I have been working on something for a client that got me DEEP into the thinking about why using non-judgmental language is so important. What came out of it is a handout that will be used for peer supporters but I think is so important for all of us to keep in mind in our everyday lives and connections!
Non-Judgmental Language
We as humans have an innate desire and ability to “group” things in our minds into categories – “like me” or “not like me,” “helpful” or “harmful,” all the way to basic judgments about whether things are “good” or “bad.” This is a protective instinct that we have that is intended to sort incoming information so that we know whether or not to move closer to things that are going to nurture us or run away from things that might hurt us.
These instinctual categorizations are really judgments – interpretations or opinions formed about what we see or hear. Judgments are not inherently bad – in fact, when we make a decision or form an opinion based on objective, authoritative information or good sense or wisdom, judgments can be very helpful. At times, though, our judgments may get in the way of our being open to new information or to others’ perspectives.
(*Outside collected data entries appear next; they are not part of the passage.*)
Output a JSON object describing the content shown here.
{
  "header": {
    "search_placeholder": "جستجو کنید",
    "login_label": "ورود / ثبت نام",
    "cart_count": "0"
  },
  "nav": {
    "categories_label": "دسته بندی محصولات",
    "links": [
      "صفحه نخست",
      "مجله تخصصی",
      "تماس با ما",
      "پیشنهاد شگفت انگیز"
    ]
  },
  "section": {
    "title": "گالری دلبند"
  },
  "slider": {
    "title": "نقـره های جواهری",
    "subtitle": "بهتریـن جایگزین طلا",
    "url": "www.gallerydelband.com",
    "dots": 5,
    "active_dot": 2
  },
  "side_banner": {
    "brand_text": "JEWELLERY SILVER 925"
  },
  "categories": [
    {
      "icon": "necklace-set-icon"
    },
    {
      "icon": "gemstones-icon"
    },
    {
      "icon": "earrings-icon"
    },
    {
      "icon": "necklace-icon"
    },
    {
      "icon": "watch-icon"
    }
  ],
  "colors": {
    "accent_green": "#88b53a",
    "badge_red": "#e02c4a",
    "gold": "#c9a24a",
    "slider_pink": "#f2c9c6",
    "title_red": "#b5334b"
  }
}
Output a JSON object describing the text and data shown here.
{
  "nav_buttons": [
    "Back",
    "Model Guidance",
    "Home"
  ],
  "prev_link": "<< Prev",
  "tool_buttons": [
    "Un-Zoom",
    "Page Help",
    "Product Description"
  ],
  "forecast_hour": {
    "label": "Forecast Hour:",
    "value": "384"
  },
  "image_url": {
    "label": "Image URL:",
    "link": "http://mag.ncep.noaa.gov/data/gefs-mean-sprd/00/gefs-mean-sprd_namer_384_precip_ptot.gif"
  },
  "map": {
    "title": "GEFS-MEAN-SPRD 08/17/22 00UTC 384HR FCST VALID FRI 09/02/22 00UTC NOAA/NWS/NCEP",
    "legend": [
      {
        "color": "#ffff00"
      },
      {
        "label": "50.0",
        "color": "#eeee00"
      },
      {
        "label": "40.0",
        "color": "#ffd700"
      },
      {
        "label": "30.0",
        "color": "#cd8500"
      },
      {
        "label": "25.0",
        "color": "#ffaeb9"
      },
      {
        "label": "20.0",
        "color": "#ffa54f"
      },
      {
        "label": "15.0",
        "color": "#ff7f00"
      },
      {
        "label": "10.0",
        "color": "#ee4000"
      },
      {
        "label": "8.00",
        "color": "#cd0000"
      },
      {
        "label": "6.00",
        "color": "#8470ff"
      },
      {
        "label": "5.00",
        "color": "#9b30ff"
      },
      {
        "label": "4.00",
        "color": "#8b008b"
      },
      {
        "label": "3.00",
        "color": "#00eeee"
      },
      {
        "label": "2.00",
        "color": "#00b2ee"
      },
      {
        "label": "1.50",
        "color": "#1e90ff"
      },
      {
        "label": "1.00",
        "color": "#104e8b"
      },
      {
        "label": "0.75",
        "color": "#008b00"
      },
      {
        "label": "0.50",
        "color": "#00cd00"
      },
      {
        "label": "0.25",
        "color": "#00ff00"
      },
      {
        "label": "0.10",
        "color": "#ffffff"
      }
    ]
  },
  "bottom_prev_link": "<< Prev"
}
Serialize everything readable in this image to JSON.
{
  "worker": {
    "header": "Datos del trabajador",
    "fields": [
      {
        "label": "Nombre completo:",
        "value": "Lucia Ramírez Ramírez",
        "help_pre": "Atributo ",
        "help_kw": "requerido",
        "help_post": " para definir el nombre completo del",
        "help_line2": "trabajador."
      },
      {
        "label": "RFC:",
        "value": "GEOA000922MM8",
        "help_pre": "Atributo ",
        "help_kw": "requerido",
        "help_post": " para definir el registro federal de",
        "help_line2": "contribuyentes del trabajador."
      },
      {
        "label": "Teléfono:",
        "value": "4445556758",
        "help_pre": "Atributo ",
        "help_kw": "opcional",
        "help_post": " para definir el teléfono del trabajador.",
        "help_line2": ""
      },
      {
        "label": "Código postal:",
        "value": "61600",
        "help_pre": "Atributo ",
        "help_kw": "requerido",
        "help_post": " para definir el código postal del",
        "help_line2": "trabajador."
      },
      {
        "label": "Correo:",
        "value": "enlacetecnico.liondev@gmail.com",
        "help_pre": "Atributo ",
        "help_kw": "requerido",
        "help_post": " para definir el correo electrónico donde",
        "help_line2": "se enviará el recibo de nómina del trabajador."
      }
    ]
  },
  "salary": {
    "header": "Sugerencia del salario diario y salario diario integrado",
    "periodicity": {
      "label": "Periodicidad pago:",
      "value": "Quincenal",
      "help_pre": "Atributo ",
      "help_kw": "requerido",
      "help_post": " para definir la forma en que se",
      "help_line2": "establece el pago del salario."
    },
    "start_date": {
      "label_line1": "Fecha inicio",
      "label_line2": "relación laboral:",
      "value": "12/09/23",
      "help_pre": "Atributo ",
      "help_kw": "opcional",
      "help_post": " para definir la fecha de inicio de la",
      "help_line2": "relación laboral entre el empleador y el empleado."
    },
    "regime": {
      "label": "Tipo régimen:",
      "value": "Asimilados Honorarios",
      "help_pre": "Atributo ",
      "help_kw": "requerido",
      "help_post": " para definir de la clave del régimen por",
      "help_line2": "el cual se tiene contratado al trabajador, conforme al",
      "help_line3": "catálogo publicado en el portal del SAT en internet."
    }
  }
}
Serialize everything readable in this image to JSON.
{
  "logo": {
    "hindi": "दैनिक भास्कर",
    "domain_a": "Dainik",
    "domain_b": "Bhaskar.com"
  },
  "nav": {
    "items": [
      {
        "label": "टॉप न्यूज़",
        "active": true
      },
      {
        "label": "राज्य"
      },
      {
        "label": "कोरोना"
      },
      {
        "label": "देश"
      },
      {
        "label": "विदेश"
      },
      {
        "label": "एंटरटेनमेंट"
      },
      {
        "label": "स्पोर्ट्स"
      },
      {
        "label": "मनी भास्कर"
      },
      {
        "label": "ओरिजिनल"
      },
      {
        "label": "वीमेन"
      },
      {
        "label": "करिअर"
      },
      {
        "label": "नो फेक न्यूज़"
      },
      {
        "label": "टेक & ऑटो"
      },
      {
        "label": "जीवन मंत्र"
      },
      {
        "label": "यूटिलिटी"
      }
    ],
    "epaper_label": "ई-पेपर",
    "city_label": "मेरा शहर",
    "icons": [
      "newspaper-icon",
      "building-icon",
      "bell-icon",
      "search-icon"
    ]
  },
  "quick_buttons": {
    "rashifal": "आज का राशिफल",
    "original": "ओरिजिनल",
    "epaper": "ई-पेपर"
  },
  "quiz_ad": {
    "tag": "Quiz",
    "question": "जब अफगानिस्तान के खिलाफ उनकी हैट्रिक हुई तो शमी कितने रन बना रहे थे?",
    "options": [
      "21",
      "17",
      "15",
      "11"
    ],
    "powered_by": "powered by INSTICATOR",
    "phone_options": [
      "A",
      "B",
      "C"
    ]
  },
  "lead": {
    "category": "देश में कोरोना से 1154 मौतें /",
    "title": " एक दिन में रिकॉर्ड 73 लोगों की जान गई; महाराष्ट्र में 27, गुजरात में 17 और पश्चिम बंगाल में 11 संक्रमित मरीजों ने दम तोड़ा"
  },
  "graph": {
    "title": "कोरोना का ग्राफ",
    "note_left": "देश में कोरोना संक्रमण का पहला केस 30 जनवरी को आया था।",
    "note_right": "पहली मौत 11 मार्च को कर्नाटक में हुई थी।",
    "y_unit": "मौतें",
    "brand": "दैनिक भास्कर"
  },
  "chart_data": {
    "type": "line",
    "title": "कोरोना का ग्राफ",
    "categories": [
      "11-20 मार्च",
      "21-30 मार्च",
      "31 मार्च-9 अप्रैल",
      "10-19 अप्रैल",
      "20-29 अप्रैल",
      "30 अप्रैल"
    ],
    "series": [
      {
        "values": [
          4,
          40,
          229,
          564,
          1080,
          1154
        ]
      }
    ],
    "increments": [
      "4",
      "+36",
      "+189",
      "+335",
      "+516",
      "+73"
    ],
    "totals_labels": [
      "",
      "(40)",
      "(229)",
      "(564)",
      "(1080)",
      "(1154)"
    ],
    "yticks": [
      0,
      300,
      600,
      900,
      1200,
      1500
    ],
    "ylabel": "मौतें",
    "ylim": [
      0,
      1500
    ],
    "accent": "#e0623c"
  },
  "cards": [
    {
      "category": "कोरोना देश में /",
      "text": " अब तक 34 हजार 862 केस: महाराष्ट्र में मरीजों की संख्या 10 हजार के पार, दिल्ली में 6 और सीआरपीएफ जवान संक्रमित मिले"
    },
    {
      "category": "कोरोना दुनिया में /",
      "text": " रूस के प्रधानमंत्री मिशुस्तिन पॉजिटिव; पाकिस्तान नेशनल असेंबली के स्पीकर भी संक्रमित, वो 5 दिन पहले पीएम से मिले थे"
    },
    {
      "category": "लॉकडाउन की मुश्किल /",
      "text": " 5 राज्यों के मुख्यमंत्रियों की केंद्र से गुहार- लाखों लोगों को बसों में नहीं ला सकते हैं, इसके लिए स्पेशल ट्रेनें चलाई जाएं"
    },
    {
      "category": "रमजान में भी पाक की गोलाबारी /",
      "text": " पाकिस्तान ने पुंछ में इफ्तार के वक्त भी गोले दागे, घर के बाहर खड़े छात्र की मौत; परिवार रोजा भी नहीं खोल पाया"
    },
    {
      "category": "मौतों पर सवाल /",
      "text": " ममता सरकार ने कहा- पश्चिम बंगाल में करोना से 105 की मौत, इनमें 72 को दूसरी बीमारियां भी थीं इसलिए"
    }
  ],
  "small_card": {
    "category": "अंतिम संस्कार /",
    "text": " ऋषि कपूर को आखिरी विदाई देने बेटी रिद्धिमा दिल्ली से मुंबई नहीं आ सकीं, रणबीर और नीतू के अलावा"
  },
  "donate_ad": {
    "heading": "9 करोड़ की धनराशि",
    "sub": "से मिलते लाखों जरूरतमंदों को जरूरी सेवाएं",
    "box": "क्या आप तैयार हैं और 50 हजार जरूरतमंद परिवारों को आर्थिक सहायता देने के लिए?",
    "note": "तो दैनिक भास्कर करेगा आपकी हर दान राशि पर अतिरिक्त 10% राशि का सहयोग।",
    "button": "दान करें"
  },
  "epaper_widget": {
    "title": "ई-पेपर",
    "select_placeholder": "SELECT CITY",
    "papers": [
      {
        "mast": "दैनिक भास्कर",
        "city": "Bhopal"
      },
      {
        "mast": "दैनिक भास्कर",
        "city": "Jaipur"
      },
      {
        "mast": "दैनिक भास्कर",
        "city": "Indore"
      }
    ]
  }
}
When it comes to helping others, we are best served by reserving our own judgments and trying to open ourselves to that person’s perspective and situation. We want to use non-judgmental language so that we don’t shut down someone else based on our own judgments or opinions.
What is non-judgmental language?
Non-judgmental language is a way of communicating with other people that encourages them to share about their experience. Non-judgmental language is using words that do not put a negative interpretation to what the person is sharing. Instead of using words like “good,” “bad,” “right,” or “wrong,” it is using more neutral and non-judgmental words to express that you are hearing the person, rather than judging what they say.
Why is using non-judgmental language important?
Speaking out of judgment (conscious or unconscious) can shut down a conversation, while non-judgmental language keeps the communication open and allows someone in need to be more vulnerable and share more, so that you have a better understanding of their situation and will be more able to offer help and show you care.
When we are trying to help and support someone, non-judgmental language is a way to demonstrate that we are open to and focused on what they are saying, that we are not disapproving or critical of them. We want to convey that we are supportive, sympathetic, and curious – all of which make us someone they want to open up to.
How do I practice using non-judgmental language?
Watch the words you are drawn to say in conversation. How often do you rely on words like “good,” “bad,” “right,” or “wrong” (or other versions of these words)? These types of words express that you have an opinion about what the other person is saying, rather than being open to their experience and listening to what they say.
Practice listening fully, trying to understand what the other person is saying. Reflect back to them what you understand, and ask curious questions about things you don’t understand. The goal is to try to understand their perspective, rather than trying to share your own.
Respond with observations, acceptance, and encouragement, rather than with advice, opinions, or judgment about what they said. Advice and opinions mainly serve to end the conversation, not to continue it. Letting the other person know what you observe when they are talking (“You were upset by what your friend said,” or “You get tearful when you talk about that situation.”) shows them that you are paying attention, rather than trying to figure out what to say next. Using words that convey acceptance (“It’s okay,” “That makes sense,” “I hear you”) make the other person feel heard and valued, and they are likely to share more.
Substitute curiosity – The antidote to falling into judgment (about ourselves or others!) is to be curious instead. When you find yourself feeling like it’s hard to reserve judgment or get yourself out of that thinking, try to reframe the judgment into a curious question – “What does it feel like…” or “Why do you think you feel that way?” instead of “You must feel…” or “Don’t feel that way.” Asking a question instead of stating an opinion opens the conversation and allows for more understanding, which will lead to less judgment!
We all want to feel heard and understood. Using non-judgmental language allows others to see us as someone who is open to hearing and understanding what they are going through, which helps them to feel more comfortable sharing vulnerable information and being open to our assistance. Using non-judgmental language sets us up to be a presence of connection and hope for people when they need it most.